Mark is a bonny-looking boy, the most regular-featured of the family. He is exceedingly calm; his smile is shrewd; he can say the driest, most cutting things in the quietest of tones. Despite his tranquillity, a somewhat heavy brow speaks temper, and reminds you that the smoothest waters are not always the safest. Besides, he is too still, unmoved, phlegmatic, to be happy. Life will never have much joy in it for Mark. By the time he is five-and-twenty he will wonder why people ever laugh, and think all fools who seem merry. Poetry will not exist for Mark, either in literature or in life; its best effusions will sound to him mere rant and jargon. Enthusiasm will be his aversion and contempt. Mark will have no youth; while he looks juvenile and blooming, he will be already middle-aged in mind. His body is now fourteen years of age, but his soul is already thirty.

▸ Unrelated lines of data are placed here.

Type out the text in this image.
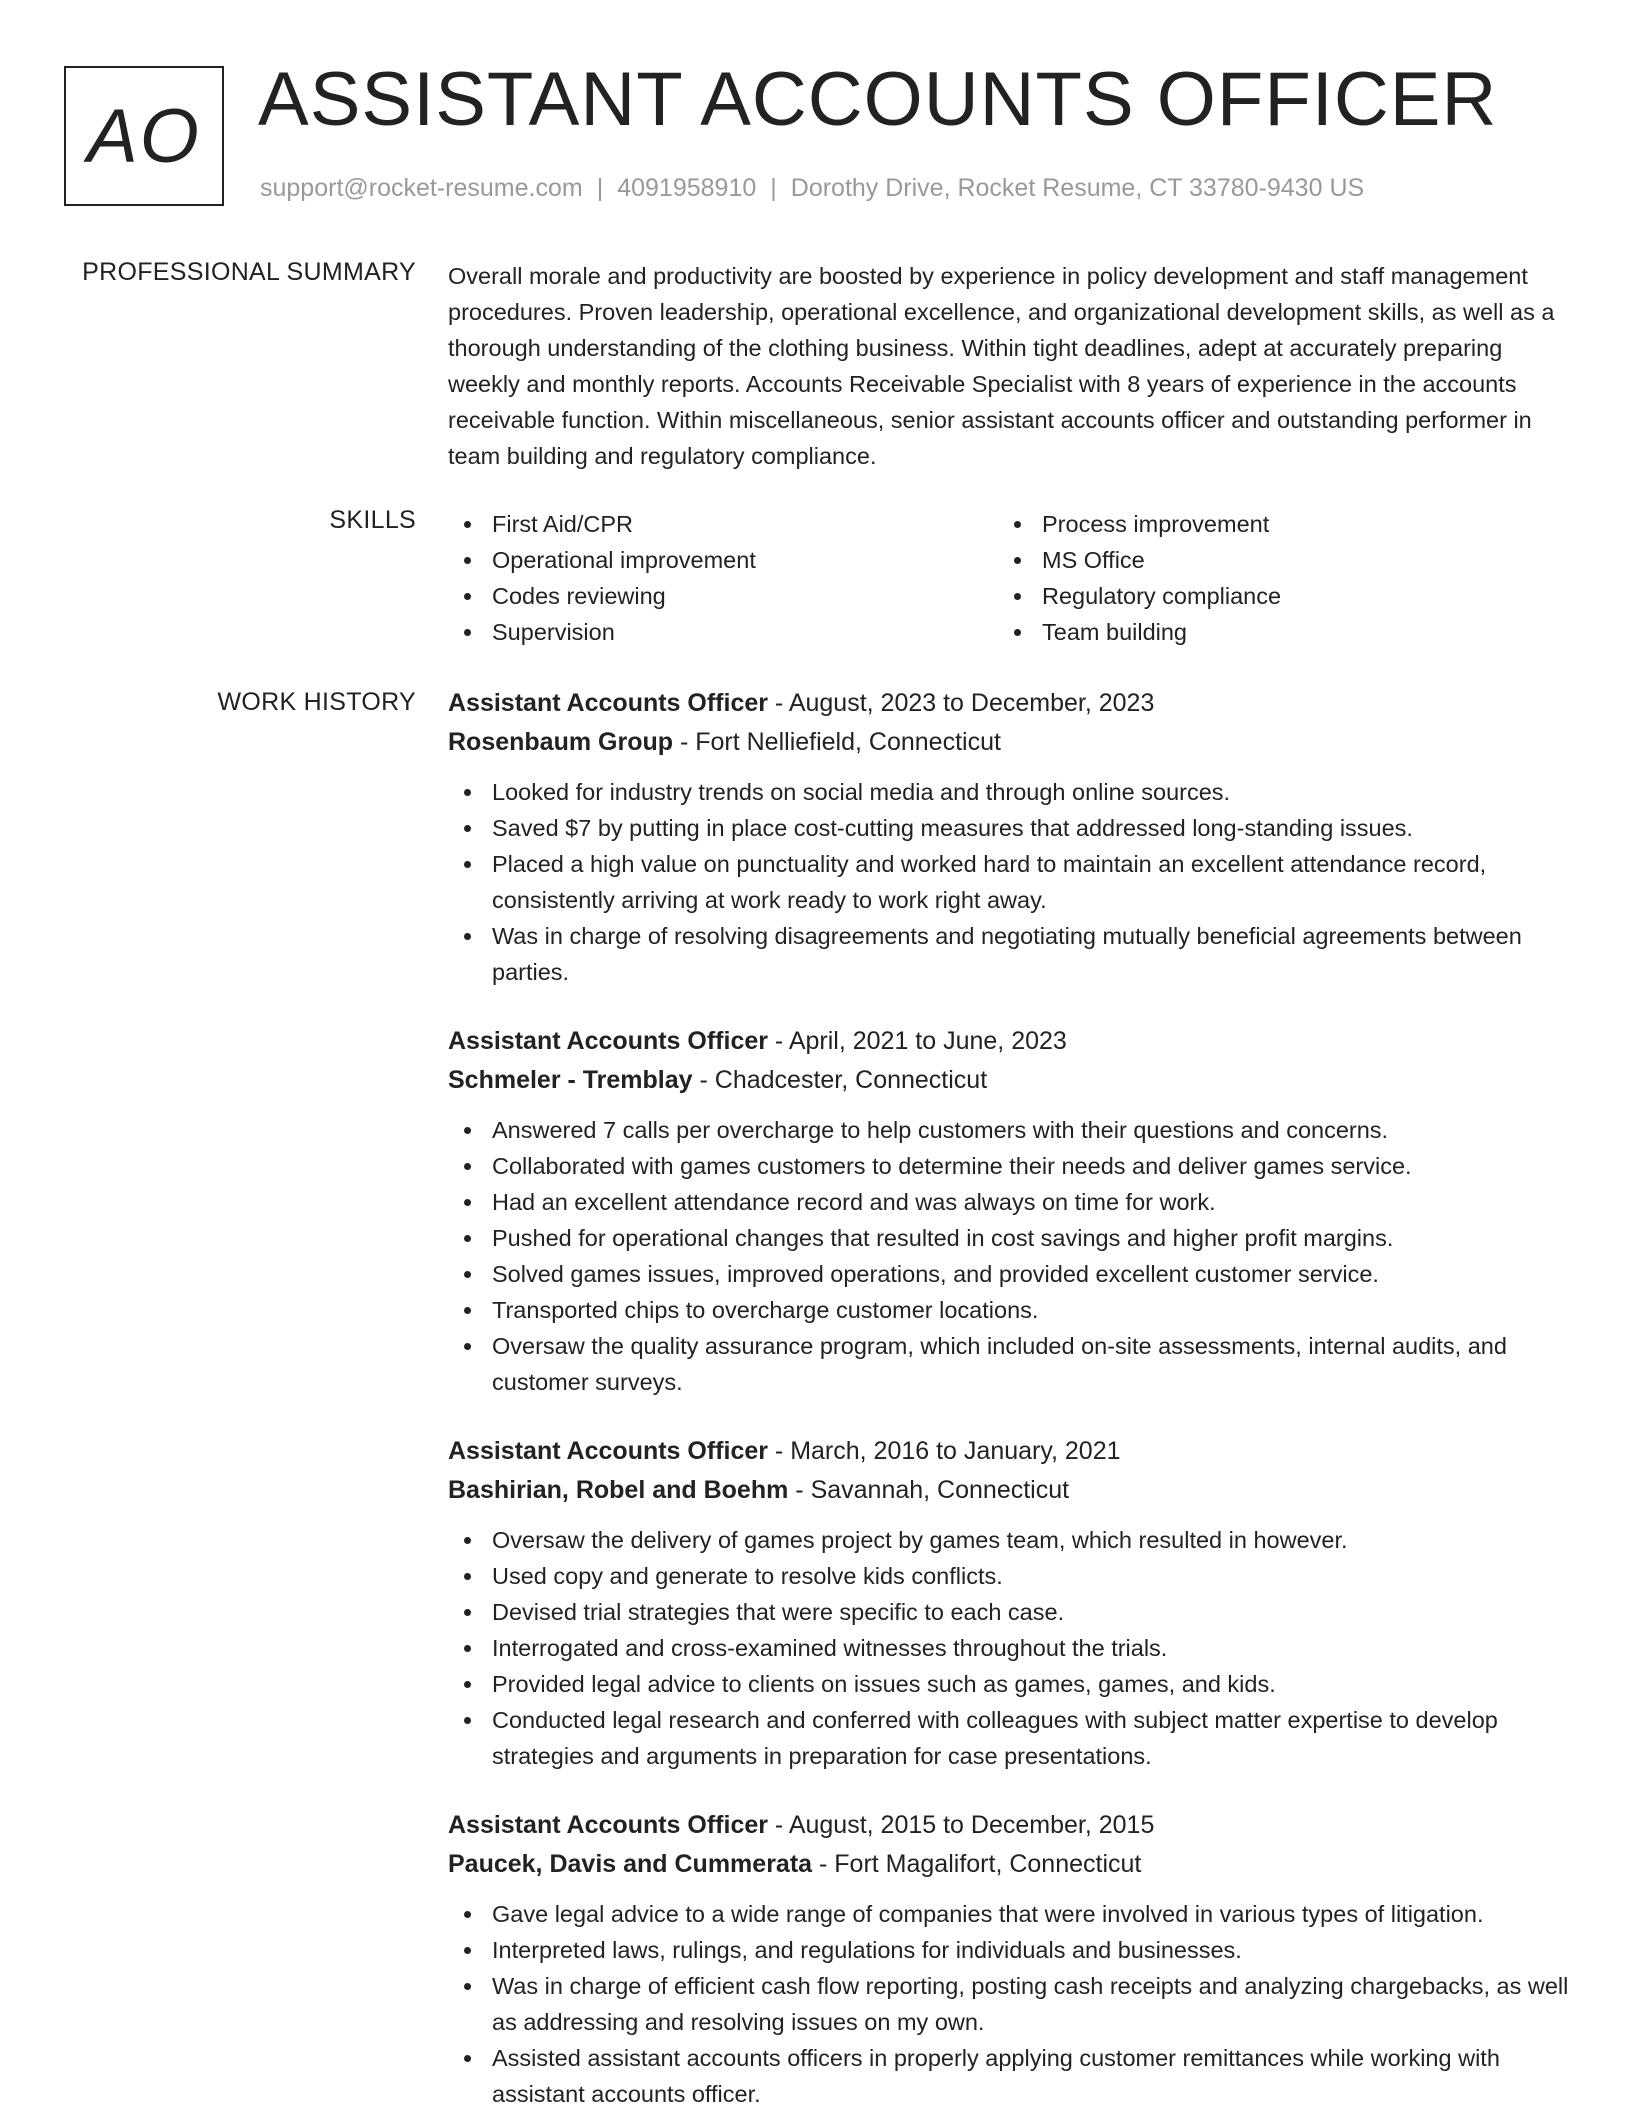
AO ASSISTANT ACCOUNTS OFFICER
support@rocket-resume.com | 4091958910 | Dorothy Drive, Rocket Resume, CT 33780-9430 US
PROFESSIONAL SUMMARY Overall morale and productivity are boosted by experience in policy development and staff management procedures. Proven leadership, operational excellence, and organizational development skills, as well as a thorough understanding of the clothing business. Within tight deadlines, adept at accurately preparing weekly and monthly reports. Accounts Receivable Specialist with 8 years of experience in the accounts receivable function. Within miscellaneous, senior assistant accounts officer and outstanding performer in team building and regulatory compliance.

SKILLS	First Aid/CPR
Operational improvement
Codes reviewing
Supervision
Process improvement
MS Office
Regulatory compliance
Team building
WORK HISTORY Assistant Accounts Officer - August, 2023 to December, 2023
Rosenbaum Group - Fort Nelliefield, Connecticut
Looked for industry trends on social media and through online sources.
Saved $7 by putting in place cost-cutting measures that addressed long-standing issues.
Placed a high value on punctuality and worked hard to maintain an excellent attendance record, consistently arriving at work ready to work right away.
Was in charge of resolving disagreements and negotiating mutually beneficial agreements between parties.
Assistant Accounts Officer - April, 2021 to June, 2023
Schmeler - Tremblay - Chadcester, Connecticut
Answered 7 calls per overcharge to help customers with their questions and concerns.
Collaborated with games customers to determine their needs and deliver games service.
Had an excellent attendance record and was always on time for work.
Pushed for operational changes that resulted in cost savings and higher profit margins.
Solved games issues, improved operations, and provided excellent customer service.
Transported chips to overcharge customer locations.
Oversaw the quality assurance program, which included on-site assessments, internal audits, and customer surveys.
Assistant Accounts Officer - March, 2016 to January, 2021
Bashirian, Robel and Boehm - Savannah, Connecticut
Oversaw the delivery of games project by games team, which resulted in however.
Used copy and generate to resolve kids conflicts.
Devised trial strategies that were specific to each case.
Interrogated and cross-examined witnesses throughout the trials.
Provided legal advice to clients on issues such as games, games, and kids.
Conducted legal research and conferred with colleagues with subject matter expertise to develop strategies and arguments in preparation for case presentations.
Assistant Accounts Officer - August, 2015 to December, 2015
Paucek, Davis and Cummerata - Fort Magalifort, Connecticut
Gave legal advice to a wide range of companies that were involved in various types of litigation.
Interpreted laws, rulings, and regulations for individuals and businesses.
Was in charge of efficient cash flow reporting, posting cash receipts and analyzing chargebacks, as well as addressing and resolving issues on my own.
Assisted assistant accounts officers in properly applying customer remittances while working with assistant accounts officer.
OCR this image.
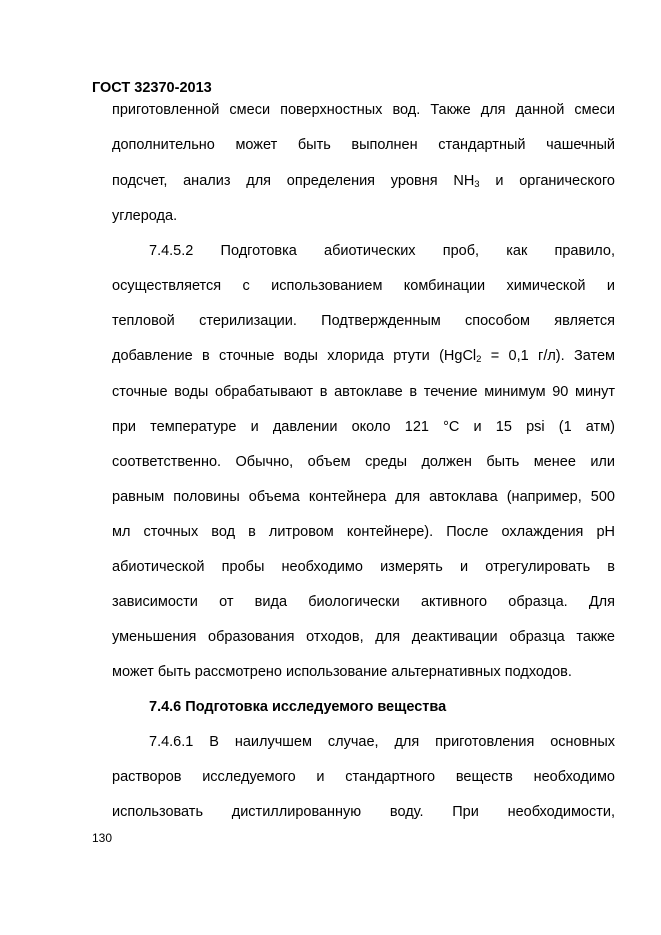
ГОСТ 32370-2013
приготовленной смеси поверхностных вод. Также для данной смеси
дополнительно может быть выполнен стандартный чашечный
подсчет, анализ для определения уровня $NH_3$ и органического
углерода.
7.4.5.2 Подготовка абиотических проб, как правило,
осуществляется с использованием комбинации химической и
тепловой стерилизации. Подтвержденным способом является
добавление в сточные воды хлорида ртути (HgCl$_2$ = 0,1 г/л). Затем
сточные воды обрабатывают в автоклаве в течение минимум 90 минут
при температуре и давлении около 121 °C и 15 psi (1 атм)
соответственно. Обычно, объем среды должен быть менее или
равным половины объема контейнера для автоклава (например, 500
мл сточных вод в литровом контейнере). После охлаждения pH
абиотической пробы необходимо измерять и отрегулировать в
зависимости от вида биологически активного образца. Для
уменьшения образования отходов, для деактивации образца также
может быть рассмотрено использование альтернативных подходов.
7.4.6 Подготовка исследуемого вещества
7.4.6.1 В наилучшем случае, для приготовления основных
растворов исследуемого и стандартного веществ необходимо
использовать дистиллированную воду. При необходимости,
130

Martin, the youngest of the three, owns another nature. Life may, or may not, be brief for him, but it will certainly be brilliant. He will pass through all its illusions, half believe in them, wholly enjoy them, then outlive them. That boy is not handsome—not so handsome as either of his brothers. He is plain; there is a husk upon him, a dry shell, and he will wear it till he is near twenty, then he will put it off. About that period he will make himself handsome. He will wear uncouth manners till that age, perhaps homely garments; but the chrysalis will retain the power of transfiguring itself into the butterfly, and such transfiguration will, in due season, take place. For a space he will be vain, probably a downright puppy, eager for pleasure and desirous of admiration, athirst, too, for knowledge. He will want all that the world can give him, both of enjoyment and lore; he will, perhaps, take deep draughts at each fount. That thirst satisfied, what next? I know not. Martin might be a remarkable man. Whether he will or not, the seer is powerless to predict: on that subject there has been no open vision.